Vierge Marie et la Bretagne
Patrimoine

La Bretagne et la Sainte Vierge Marie

Cet extrait est issu de l’ouvrage « La Jeunesse Bretonne sur les pas de ses Saints », écrit en 1936 par Marthe Le Berre.

Il n’est, dans l’univers catholique, aucune Nation, pas plus que dans la France chrétienne aucune province, qui ne se réclament du patronage de Marie. La Bretagne ne fait pas exception à ce concert d’hommages rendus à la Vierge et la proclame Reine d’Arvor.

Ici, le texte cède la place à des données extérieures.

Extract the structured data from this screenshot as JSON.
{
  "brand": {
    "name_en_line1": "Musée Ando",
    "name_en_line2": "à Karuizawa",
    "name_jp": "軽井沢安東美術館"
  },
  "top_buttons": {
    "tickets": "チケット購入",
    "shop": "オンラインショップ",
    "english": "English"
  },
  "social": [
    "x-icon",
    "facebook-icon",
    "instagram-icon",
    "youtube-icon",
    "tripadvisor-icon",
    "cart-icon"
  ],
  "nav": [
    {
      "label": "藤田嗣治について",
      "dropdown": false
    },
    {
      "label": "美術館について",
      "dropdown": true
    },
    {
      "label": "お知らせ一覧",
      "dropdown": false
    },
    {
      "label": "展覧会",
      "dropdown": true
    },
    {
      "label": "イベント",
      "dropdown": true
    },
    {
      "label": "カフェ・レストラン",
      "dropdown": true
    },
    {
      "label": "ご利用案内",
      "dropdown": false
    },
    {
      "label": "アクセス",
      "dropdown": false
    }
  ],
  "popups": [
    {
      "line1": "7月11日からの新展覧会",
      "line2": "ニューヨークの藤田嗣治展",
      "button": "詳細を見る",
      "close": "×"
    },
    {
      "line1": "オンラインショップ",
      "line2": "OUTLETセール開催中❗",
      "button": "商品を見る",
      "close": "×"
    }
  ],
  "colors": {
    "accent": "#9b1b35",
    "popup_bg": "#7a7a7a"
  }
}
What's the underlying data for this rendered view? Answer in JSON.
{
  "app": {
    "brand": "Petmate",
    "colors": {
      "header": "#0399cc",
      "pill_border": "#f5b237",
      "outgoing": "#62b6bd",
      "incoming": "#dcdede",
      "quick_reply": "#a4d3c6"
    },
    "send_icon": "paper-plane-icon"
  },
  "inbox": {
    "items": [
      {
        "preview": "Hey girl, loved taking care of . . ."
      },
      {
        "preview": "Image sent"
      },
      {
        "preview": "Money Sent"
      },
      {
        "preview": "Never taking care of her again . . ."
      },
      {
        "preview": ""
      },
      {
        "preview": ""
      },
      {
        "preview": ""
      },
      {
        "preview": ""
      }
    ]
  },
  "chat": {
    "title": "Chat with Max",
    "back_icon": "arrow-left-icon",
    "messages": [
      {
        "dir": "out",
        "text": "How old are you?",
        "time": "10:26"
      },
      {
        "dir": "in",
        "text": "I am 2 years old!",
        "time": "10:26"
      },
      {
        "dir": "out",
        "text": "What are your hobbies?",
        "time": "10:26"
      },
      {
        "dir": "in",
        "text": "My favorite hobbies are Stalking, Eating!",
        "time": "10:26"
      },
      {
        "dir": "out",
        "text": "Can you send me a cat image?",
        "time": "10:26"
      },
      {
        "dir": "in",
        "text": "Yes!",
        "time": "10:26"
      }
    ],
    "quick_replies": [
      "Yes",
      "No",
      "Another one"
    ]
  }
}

Le Peuple breton est de ces peuples qui vouent à la Sainte Vierge un culte tout particulier, lui qui a semé son territoire entier, depuis les coins les plus reculés de ses landes sauvages ou les bords de l’immense Océan, jusqu’au sein de ses Cités calmes ou populeuses, des sanctuaires dédiés à la Vierge-Mère. Est-ce à l’intimité des humbles chapelles ou à la somptuosité de ses basiliques, que Marie réserve ses grâces les meilleures ? Mystère, que cette divine Mère est seule à connaître. Rumengol, un de ses plus antiques pèlerinages, la Mère de Dieu, Kerdévot, ND des Portes, ND du Mûr, ND de Kernitron, ND du Vœu, ND de la Victoire, ND de Rostrenen, ND du Bon Secours, les nombreuses ND de Bon-Boyage, de la Clarté, de la Joie, de Pitié, etc… nous diraient merveilles choses s’il nous était donné de les visiter.

Saluons-les au passage et arrêtons au Folgoët. Entre tous les sanctuaires mariaux, ce dernier, tant par la célébrité qu’il s’est acquise au cours des siècles, qu’en des temps plus récents où son nom a été mêlé aux grandes manifestations catholiques, semble réaliser la synthèse de la dévotion envers Marie en pays bas-breton. Ainsi que son nom l’indique, le Folgoët (le fou du bois) doit son origine à un très humble serviteur de la Vierge, un « innocent » – désignation chez nous d’un simple d’esprit. Il vivait dans les bois couvrant alors le pays si dénudé aujourd’hui, n’en sortant que pour mendier son pain alentour. « Ave Maria, disait-il, Salaün (c’était son nom) mangerait bien du pain ». Ave Maria, répétait l’innocent, se balançant par jeu d’une branche à l’autre ; Ave Maria, disait-il encore, en se plongeant, par esprit de pénitence dans l’eau glacée de la fontaine. »

Et aux soldats qui, à cette époque (XIV°Siècle), en pleine guerre de succession de Bretagne, entre les prétendants Blois et Montfort, troublaient du cliquetis des armes, la paix de nos campagnes, il répondait à leur question : « Pour qui es-tu ? » – « Je ne suis ni Blois ni Montfort, je suis serviteur de la Vierge Marie ».